Thursday 17 March 2022

How to unpack bzip2 faster using parallel approach?

There are multiple tools which claim option to decompress bzip2 in parallel:

  • pbzip2
  • lbzip2
Let's compare pbzip2 performance with reference singe thread bzip2:

$ time bzip2 -d /tmp/rib.bz2  --stdout > /dev/null

real 0m52.188s
user 0m52.019s
sys 0m0.160s
$ time pbzip2 -d /tmp/rib.bz2  --stdout > /dev/null

real 0m49.380s
user 0m49.473s
sys 0m0.241s
You may notice that we have no speed improvement at all which means that pbzip2 cannot do decompression in parallel for standard bz2 compressed files.
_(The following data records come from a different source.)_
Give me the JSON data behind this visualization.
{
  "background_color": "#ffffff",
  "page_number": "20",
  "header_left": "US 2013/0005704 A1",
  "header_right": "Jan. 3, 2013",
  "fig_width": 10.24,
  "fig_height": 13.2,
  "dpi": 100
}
But lbzip2 actually can do it and it offers great performance improvement:
$ time bzip2 -d /tmp/rib.bz2  --stdout > /dev/null

real 0m52.790s
user 0m52.549s
sys 0m0.224s
$ time lbzip2 -d /tmp/rib.bz2   --stdout > /dev/null

real 0m8.604s
user 1m8.099s
sys 0m0.420s
It's 9 seconds vs 53 seconds. It's 6 times improvement on 8 CPU server. 

Conclusions: use lbzip2 for parallel decompression.